This Fruit Portrait Triptych is a series of three digital prints (of a painting), which feature the inside of a Kiwi, a Pomegranate, and a Clementine. The fruits are presented from the inside to symbolize desire, fecundity, and fertility. Through the universality of the human relationship to foods, Guevara aims to connect audiences from different walks of life, as each fruit brings specific memories of distinctive scents and unique locations where it has been eaten, triggering all the complex emotions we attach to taste. The artist's work blurs the lines between reality and fantasy while celebrating the connection between humankind and nature, with a big part of her inspiration fueled by her childhood memories of life in the Ecuadorian rainforest, where she lived with her family, having moved there from Chile.
Alonsa Guevara is a New York-based artist. She received her BFA from the Pontifical Catholic University of Chile in 2009 and moved to New York in 2011. She was awarded the Elizabeth Greenshields Grant in 2013 while being at the MFA Program of the New York Academy of Art, and after graduating, she received the Academy's Fellowship award 2015. Alonsa's work has been published in Forbes Magazine, Time Out NYC Magazine, VICE, and more and has been shown internationally, including countries like China, Mexico, Chile, and many states inside the USA. Her most recent solo show was in May 2018 at Anna Zorina Gallery in NYC.

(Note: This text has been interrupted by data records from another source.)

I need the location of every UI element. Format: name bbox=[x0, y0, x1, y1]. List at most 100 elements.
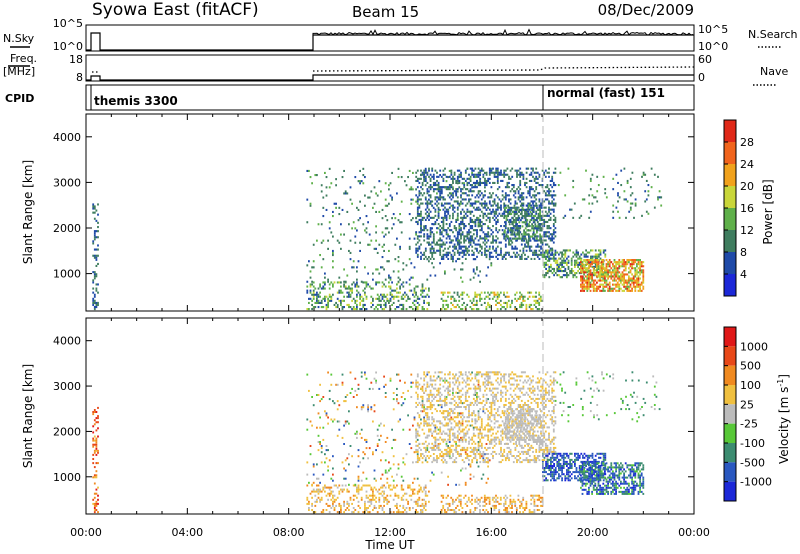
heatmap-cell bbox=[460, 401, 462, 404]
heatmap-cell bbox=[93, 234, 96, 237]
heatmap-cell bbox=[559, 261, 562, 264]
heatmap-cell bbox=[348, 422, 350, 425]
heatmap-cell bbox=[92, 411, 95, 413]
heatmap-cell bbox=[445, 396, 448, 398]
heatmap-cell bbox=[534, 233, 537, 236]
heatmap-cell bbox=[383, 235, 385, 238]
heatmap-cell bbox=[423, 225, 425, 228]
heatmap-cell bbox=[578, 263, 581, 266]
heatmap-cell bbox=[594, 257, 597, 260]
heatmap-cell bbox=[309, 204, 312, 207]
heatmap-cell bbox=[605, 275, 608, 278]
heatmap-cell bbox=[626, 179, 629, 182]
heatmap-cell bbox=[431, 393, 434, 396]
heatmap-cell bbox=[434, 198, 437, 201]
heatmap-cell bbox=[536, 235, 538, 238]
heatmap-cell bbox=[412, 488, 414, 491]
heatmap-cell bbox=[570, 261, 573, 264]
heatmap-cell bbox=[474, 186, 477, 189]
heatmap-cell bbox=[528, 291, 531, 294]
heatmap-cell bbox=[546, 270, 549, 273]
heatmap-cell bbox=[554, 261, 557, 264]
heatmap-cell bbox=[515, 208, 517, 211]
heatmap-cell bbox=[306, 289, 309, 292]
heatmap-cell bbox=[514, 202, 517, 205]
heatmap-cell bbox=[517, 206, 520, 209]
heatmap-cell bbox=[338, 484, 341, 487]
heatmap-cell bbox=[550, 253, 552, 256]
heatmap-cell bbox=[423, 446, 426, 449]
heatmap-cell bbox=[444, 399, 446, 402]
heatmap-cell bbox=[636, 283, 638, 286]
heatmap-cell bbox=[432, 177, 435, 180]
heatmap-cell bbox=[402, 504, 405, 507]
heatmap-cell bbox=[479, 225, 482, 228]
heatmap-cell bbox=[445, 253, 448, 256]
heatmap-cell bbox=[332, 420, 334, 423]
heatmap-cell bbox=[97, 435, 99, 438]
heatmap-cell bbox=[468, 442, 470, 445]
heatmap-cell bbox=[456, 239, 459, 242]
heatmap-cell bbox=[525, 239, 528, 242]
heatmap-cell bbox=[434, 220, 437, 223]
heatmap-cell bbox=[437, 249, 440, 252]
heatmap-cell bbox=[458, 299, 461, 302]
heatmap-cell bbox=[373, 404, 376, 407]
heatmap-cell bbox=[523, 221, 525, 224]
heatmap-cell bbox=[538, 184, 541, 187]
heatmap-cell bbox=[520, 194, 523, 197]
heatmap-cell bbox=[458, 204, 461, 207]
heatmap-cell bbox=[493, 198, 496, 201]
heatmap-cell bbox=[480, 227, 483, 230]
heatmap-cell bbox=[597, 275, 600, 278]
heatmap-cell bbox=[408, 443, 411, 445]
heatmap-cell bbox=[588, 277, 590, 280]
heatmap-cell bbox=[514, 255, 517, 258]
heatmap-cell bbox=[452, 434, 454, 437]
heatmap-cell bbox=[386, 436, 389, 439]
heatmap-cell bbox=[559, 270, 562, 273]
heatmap-cell bbox=[588, 263, 591, 266]
heatmap-cell bbox=[450, 397, 453, 400]
heatmap-cell bbox=[613, 277, 616, 280]
heatmap-cell bbox=[543, 214, 546, 217]
heatmap-cell bbox=[400, 295, 403, 298]
heatmap-cell bbox=[621, 259, 624, 262]
heatmap-cell bbox=[412, 490, 414, 493]
heatmap-cell bbox=[524, 208, 527, 211]
heatmap-cell bbox=[548, 251, 551, 254]
heatmap-cell bbox=[642, 275, 645, 278]
heatmap-cell bbox=[642, 287, 645, 290]
heatmap-cell bbox=[629, 279, 632, 282]
heatmap-cell bbox=[522, 299, 525, 302]
heatmap-cell bbox=[506, 291, 509, 294]
heatmap-cell bbox=[330, 182, 333, 185]
heatmap-cell bbox=[636, 259, 638, 262]
heatmap-cell bbox=[516, 247, 518, 250]
heatmap-cell bbox=[92, 242, 95, 245]
heatmap-cell bbox=[548, 249, 550, 252]
heatmap-cell bbox=[367, 243, 369, 246]
heatmap-cell bbox=[92, 271, 95, 274]
heatmap-cell bbox=[440, 371, 443, 374]
heatmap-cell bbox=[508, 177, 510, 180]
heatmap-cell bbox=[511, 245, 514, 248]
heatmap-cell bbox=[461, 198, 464, 201]
heatmap-cell bbox=[308, 481, 310, 484]
heatmap-cell bbox=[520, 301, 523, 304]
heatmap-cell bbox=[629, 283, 632, 286]
heatmap-cell bbox=[364, 371, 366, 374]
heatmap-cell bbox=[455, 373, 458, 376]
heatmap-cell bbox=[538, 297, 541, 300]
heatmap-cell bbox=[460, 389, 462, 392]
heatmap-cell bbox=[431, 385, 434, 388]
heatmap-cell bbox=[503, 196, 506, 199]
heatmap-cell bbox=[613, 271, 616, 274]
heatmap-cell bbox=[589, 263, 592, 266]
heatmap-cell bbox=[554, 235, 557, 238]
heatmap-cell bbox=[552, 214, 555, 217]
heatmap-cell bbox=[415, 291, 417, 294]
heatmap-cell bbox=[364, 291, 366, 294]
heatmap-cell bbox=[455, 441, 457, 443]
heatmap-cell bbox=[602, 267, 605, 270]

“My work is an act of celebrating the beauty and complexity of the natural world as well as an investigation of the vital connection between nature, humans, and our spirituality. I use painting as a tool to depict magical worlds that explore the limits between reality and fantasy while offering my understanding and appreciation of beauty. In my work, I often depict imaginary rites in which people perform ceremonies to celebrate the feminine energy, fertility and the cycles of life. In these paintings, flora, fauna, and human bodies embrace each other, commemorating the connection between humankind and nature, a relationship that has weakened with the passing of time.”